Monday, June 27, 2011

Amateur Hour



With the North American tour just five days from completion, Beatlemania finally burst at the seams in Cleveland on September 15th, 1964.

The initial press conference at the Sheraton Hotel was routine enough, and it was followed up by a second media event, with the band meeting WHK radio contest winners. They were also interviewed by Don Webster, host of WEWS-TV's pop music series, Upbeat.

Elsewhere, Derek Taylor and Brian Epstein sat for WKYC-TV's interviewer and expounded on the group's unflagging success. Another TV crew spoke with fans outside the hotel, and with Liverpool Echo correspondent George Harrison (no relation).

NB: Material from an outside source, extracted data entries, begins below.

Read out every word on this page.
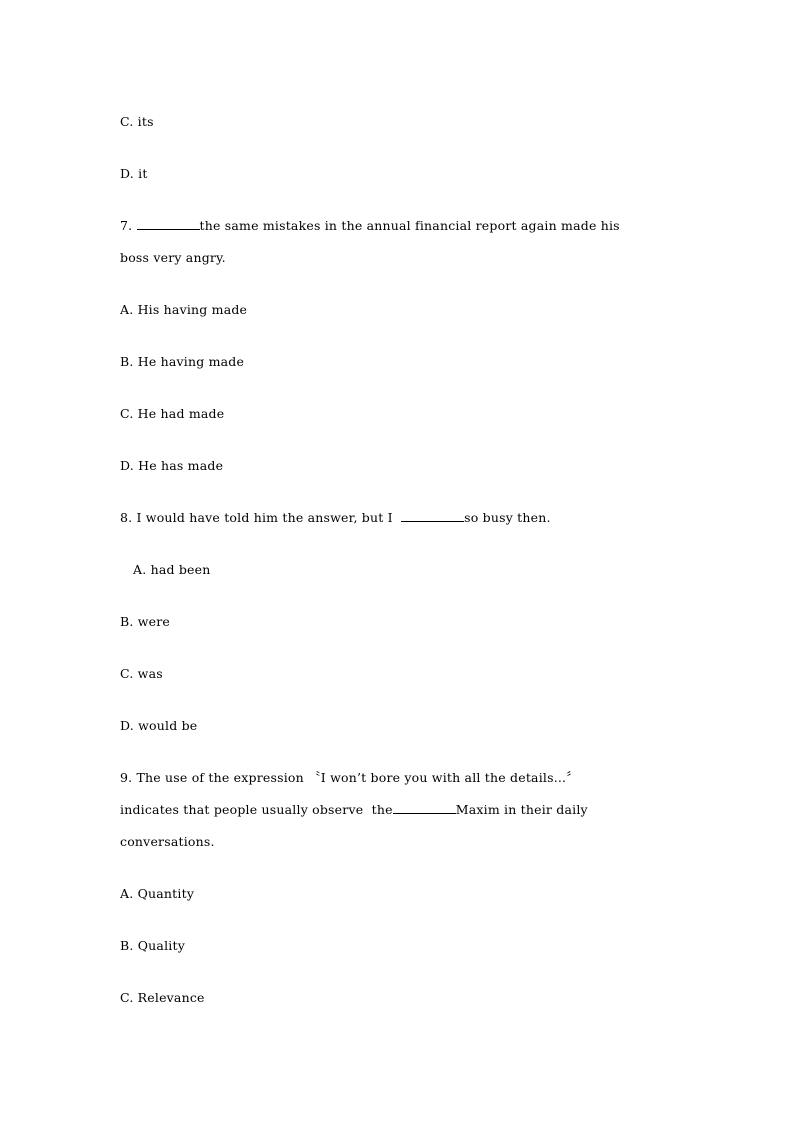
C. its
D. it
7.	the same mistakes in the annual financial report again made his
boss very angry.
A. His having made
B. He having made
C. He had made
D. He has made
8. I would have told him the answer, but I	so busy then.
A. had been
B. were
C. was
D. would be
9. The use of the expression 〝I won’t bore you with all the details...〞
indicates that people usually observe  the	Maxim in their daily
conversations.
A. Quantity
B. Quality
C. Relevance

The concert, at the Public Auditorium, went as scheduled until the third number, "All My Loving", when a number of fans broke through the police cordon and rushed the stage. Deputy Inspector Carl Bare immediately took matters into his own hands, commandeering the microphone mid-song to announce that the show was over. Four reluctant Beatles headed backstage and registered their disgust to KYW radio listeners, thanks to Art Schreiber who phoned in a live report from the dressing room.

Once calm had been restored, thanks to Derek Taylor's appeal to the audience to behave, the performance continued. But as a result of the "pandemonium", Mayor Ralph Locher banned rock groups from playing at the Public Auditorium.